METHODS: Consecutive patients presenting to a single institution for treatment of lymphedema were all treated with PC for at least 3 months. All patients underwent a pre- and post-PC assessment of episodes of cellulitis, number of ulcers, and venous insufficiency. Post-PC symptom questionnaires were administered. Symptom improvement was the primary outcome for analysis.

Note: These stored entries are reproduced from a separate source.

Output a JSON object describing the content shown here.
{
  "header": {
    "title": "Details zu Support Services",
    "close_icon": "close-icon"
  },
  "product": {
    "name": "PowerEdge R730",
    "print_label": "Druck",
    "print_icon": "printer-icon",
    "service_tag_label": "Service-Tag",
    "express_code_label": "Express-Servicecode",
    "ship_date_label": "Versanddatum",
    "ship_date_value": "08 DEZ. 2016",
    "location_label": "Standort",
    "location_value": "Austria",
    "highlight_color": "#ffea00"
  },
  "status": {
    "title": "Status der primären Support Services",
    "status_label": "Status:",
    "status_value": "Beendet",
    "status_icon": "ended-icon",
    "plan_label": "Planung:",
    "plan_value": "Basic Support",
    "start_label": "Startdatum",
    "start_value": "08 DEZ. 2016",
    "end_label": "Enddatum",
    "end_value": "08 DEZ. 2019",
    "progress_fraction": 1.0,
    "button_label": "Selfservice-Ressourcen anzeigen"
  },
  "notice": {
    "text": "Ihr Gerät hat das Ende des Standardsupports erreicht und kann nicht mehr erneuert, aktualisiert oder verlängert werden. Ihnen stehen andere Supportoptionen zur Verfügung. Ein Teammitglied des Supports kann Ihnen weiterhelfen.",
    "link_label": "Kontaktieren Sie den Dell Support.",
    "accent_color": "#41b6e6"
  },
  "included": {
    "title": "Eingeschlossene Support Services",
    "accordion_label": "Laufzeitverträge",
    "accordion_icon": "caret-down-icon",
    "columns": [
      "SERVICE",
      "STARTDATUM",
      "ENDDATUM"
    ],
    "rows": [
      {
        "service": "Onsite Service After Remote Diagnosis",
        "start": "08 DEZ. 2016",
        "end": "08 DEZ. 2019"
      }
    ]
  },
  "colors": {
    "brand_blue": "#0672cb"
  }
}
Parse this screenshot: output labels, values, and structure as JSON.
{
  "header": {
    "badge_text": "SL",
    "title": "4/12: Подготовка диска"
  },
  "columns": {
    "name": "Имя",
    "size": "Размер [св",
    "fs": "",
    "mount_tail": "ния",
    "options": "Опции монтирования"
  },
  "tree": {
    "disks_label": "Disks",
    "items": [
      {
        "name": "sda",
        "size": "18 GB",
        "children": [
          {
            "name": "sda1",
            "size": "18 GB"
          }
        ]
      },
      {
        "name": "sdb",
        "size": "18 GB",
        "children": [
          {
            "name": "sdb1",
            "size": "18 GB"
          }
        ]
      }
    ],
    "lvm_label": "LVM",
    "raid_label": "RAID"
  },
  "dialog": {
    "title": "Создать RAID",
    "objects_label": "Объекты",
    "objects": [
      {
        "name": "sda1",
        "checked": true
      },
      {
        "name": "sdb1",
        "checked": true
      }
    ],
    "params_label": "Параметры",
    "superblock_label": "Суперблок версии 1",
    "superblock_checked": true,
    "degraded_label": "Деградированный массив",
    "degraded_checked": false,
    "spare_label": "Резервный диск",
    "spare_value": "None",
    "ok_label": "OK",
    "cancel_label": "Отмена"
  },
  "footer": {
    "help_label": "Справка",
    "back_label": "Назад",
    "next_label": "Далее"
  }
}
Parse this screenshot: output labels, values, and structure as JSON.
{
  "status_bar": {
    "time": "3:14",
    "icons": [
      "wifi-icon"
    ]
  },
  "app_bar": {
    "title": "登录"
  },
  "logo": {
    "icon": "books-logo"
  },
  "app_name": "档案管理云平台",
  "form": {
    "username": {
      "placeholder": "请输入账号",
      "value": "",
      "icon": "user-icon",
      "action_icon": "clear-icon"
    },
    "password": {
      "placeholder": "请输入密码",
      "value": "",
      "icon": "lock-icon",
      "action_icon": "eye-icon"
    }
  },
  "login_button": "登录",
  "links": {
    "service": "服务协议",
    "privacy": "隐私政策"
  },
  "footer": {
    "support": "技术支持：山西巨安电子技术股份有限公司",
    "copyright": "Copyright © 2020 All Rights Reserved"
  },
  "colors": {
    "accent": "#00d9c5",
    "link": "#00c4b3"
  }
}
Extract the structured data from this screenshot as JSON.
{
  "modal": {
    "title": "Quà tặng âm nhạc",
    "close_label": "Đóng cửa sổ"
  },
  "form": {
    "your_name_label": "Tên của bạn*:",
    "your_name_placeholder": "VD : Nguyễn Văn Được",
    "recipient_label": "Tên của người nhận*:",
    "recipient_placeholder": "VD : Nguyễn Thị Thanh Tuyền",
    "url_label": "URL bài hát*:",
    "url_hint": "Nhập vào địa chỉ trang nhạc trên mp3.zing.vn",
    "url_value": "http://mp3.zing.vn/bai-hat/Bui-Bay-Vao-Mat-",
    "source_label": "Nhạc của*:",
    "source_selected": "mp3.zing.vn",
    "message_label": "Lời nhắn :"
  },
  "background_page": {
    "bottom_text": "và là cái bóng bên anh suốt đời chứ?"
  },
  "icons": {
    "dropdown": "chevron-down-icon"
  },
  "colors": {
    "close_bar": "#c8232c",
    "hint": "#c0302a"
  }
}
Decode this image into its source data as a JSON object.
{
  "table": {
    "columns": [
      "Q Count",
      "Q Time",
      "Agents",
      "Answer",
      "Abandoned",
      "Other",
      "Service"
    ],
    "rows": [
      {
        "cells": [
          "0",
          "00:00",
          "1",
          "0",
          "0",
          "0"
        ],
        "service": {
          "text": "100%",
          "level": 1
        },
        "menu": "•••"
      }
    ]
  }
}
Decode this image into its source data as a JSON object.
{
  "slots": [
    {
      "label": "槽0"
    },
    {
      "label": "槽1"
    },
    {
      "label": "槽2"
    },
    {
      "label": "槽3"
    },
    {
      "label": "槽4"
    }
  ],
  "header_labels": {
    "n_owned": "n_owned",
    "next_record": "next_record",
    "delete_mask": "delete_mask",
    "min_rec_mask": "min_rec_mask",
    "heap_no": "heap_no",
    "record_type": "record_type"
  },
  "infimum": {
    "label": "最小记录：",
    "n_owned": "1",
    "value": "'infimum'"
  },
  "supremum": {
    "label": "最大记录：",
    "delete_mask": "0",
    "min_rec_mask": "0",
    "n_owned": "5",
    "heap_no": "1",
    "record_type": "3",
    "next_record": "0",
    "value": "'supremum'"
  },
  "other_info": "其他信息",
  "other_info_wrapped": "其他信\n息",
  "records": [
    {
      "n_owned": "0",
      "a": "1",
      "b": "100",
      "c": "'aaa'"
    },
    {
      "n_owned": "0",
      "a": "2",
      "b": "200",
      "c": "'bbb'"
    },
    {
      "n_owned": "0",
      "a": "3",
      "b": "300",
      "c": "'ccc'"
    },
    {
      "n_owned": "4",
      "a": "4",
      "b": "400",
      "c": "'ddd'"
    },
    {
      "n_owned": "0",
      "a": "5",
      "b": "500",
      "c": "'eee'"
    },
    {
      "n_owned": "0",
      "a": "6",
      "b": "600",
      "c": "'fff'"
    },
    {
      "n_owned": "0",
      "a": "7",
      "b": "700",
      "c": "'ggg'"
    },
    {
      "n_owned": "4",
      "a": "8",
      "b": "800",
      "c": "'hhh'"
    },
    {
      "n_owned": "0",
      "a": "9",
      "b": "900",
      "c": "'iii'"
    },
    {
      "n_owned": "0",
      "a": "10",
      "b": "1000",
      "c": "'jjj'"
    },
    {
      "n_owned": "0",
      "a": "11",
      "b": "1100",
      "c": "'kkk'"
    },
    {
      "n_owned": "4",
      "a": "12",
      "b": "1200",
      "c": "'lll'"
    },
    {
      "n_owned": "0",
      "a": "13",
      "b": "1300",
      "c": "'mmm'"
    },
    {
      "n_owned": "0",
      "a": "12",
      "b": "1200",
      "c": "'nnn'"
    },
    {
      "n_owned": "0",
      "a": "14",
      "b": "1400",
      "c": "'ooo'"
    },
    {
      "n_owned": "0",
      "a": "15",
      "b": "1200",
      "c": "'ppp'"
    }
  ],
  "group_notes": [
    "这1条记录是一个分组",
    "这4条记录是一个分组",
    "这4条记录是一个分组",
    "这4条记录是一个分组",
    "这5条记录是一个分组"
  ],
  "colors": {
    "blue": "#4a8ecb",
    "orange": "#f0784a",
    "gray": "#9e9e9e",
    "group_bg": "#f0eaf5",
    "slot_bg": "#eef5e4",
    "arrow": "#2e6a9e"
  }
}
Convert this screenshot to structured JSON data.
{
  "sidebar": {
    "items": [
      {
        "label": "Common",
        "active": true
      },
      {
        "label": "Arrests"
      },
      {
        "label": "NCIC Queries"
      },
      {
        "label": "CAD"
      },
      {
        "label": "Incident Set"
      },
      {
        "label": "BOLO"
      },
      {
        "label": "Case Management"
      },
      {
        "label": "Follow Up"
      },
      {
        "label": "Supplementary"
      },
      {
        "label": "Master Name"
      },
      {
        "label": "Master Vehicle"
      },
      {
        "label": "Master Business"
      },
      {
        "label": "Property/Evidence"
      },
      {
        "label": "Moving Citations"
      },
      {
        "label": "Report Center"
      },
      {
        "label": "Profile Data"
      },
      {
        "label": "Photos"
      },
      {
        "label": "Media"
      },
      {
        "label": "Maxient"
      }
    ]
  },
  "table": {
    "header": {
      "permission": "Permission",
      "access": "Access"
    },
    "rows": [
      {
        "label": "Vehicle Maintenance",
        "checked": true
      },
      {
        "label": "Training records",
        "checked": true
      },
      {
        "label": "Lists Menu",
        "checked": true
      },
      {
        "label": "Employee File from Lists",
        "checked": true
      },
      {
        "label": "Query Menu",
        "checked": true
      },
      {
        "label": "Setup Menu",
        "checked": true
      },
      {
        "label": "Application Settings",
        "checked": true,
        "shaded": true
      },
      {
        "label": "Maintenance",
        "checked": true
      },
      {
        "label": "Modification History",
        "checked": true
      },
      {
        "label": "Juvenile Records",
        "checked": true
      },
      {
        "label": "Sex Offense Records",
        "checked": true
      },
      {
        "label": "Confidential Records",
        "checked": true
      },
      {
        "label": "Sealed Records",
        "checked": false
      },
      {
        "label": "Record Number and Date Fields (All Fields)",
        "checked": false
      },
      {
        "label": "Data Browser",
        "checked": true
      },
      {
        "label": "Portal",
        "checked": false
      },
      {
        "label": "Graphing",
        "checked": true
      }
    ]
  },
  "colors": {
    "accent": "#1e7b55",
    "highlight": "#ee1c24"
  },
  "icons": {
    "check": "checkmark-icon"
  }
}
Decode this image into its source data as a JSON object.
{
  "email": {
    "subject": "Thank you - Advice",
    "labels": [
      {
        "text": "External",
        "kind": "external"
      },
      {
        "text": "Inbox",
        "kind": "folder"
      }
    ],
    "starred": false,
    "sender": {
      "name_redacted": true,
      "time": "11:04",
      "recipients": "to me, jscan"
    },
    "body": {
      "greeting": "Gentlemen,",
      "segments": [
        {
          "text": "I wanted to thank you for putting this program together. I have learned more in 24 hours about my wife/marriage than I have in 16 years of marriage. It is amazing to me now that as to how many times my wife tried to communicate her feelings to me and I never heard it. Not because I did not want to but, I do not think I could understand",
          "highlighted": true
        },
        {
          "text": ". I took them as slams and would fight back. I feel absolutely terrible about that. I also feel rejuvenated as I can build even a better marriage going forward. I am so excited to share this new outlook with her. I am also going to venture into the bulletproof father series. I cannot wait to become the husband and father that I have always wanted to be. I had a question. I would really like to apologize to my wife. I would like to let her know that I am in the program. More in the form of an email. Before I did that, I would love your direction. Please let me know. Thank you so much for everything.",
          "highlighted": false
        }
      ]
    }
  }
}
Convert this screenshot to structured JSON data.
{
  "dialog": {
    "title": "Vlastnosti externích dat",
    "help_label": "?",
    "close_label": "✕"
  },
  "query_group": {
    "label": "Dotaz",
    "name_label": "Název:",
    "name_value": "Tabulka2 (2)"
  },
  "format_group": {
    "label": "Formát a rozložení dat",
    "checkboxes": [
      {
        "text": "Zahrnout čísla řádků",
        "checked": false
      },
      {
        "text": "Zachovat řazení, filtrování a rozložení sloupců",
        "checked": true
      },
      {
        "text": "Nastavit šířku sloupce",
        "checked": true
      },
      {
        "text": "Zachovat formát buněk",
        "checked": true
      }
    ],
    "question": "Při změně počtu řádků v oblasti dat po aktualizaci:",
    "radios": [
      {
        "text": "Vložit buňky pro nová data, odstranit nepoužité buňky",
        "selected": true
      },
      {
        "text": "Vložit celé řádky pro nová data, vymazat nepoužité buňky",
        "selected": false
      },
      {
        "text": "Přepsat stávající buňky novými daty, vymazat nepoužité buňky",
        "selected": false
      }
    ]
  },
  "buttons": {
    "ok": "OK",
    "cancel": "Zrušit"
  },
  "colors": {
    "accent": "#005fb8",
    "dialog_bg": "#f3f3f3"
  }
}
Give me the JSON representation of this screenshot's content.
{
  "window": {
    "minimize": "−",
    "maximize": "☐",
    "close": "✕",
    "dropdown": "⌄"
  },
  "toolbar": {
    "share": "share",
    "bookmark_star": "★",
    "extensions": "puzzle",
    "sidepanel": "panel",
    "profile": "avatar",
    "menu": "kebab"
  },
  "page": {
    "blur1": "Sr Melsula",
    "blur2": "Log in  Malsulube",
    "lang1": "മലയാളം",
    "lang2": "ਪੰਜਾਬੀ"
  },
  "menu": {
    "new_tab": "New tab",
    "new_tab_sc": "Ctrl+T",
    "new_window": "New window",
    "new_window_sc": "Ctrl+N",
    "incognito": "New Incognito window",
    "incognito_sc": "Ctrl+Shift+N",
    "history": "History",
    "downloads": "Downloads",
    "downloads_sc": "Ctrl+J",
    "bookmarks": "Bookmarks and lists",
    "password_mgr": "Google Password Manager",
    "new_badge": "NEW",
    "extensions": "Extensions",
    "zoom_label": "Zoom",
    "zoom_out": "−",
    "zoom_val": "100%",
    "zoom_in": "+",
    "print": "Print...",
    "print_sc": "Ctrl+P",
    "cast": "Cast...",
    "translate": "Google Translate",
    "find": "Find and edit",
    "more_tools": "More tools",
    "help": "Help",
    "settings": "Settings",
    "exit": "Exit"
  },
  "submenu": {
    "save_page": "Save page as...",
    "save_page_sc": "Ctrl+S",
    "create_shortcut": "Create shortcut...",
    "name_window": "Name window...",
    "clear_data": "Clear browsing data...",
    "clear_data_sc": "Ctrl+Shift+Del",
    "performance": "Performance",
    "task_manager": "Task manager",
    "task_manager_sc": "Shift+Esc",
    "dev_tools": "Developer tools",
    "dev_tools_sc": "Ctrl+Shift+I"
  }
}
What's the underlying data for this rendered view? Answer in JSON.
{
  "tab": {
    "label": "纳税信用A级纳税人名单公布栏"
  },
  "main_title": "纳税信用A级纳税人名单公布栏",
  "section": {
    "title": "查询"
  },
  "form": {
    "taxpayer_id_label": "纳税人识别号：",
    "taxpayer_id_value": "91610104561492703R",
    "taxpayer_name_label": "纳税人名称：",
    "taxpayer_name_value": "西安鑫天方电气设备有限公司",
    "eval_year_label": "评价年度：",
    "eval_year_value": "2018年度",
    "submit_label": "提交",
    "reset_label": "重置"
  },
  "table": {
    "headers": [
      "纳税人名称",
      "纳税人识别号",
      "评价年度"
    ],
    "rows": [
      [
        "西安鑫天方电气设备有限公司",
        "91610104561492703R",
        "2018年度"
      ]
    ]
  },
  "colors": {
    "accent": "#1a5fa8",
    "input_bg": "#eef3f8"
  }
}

RESULTS: A total of 100 patients met inclusion criteria. At presentation, 70% were female with a mean age of 57.5 years. Secondary lymphedema was present in 78%. Mean length of PC use was 12.7 months with a mean of 5.3 treatments per week. Ankle and calflimb girth decreased after PC use, (28.3 vs. 27.5 cm, P = 0.01) and (44.7 vs. 43.8 cm, P = 0.018), respectively. The number of episodes of cellulitis and ulcers pre- and post-PC decreased from mean of 0.26-0.05 episodes (P = 0.002) and 0.12-0.02 ulcers (P = 0.007), respectively. Fourteen percent had concomitant superficial venous insufficiency, all of whom underwent venous ablation. Overall 100% of patients reported symptomatic improvement post-PC with 54% greatly improved. 90% would recommend the treatment to others.
CONCLUSIONS: PC improves symptom relief and reduces episodes of cellulitis and ulceration in lower-extremity lymphedema. It is well tolerated by patients and should be recommended as an adjunct to standard lymphedema therapy. Screening for venous insufficiency is recommended.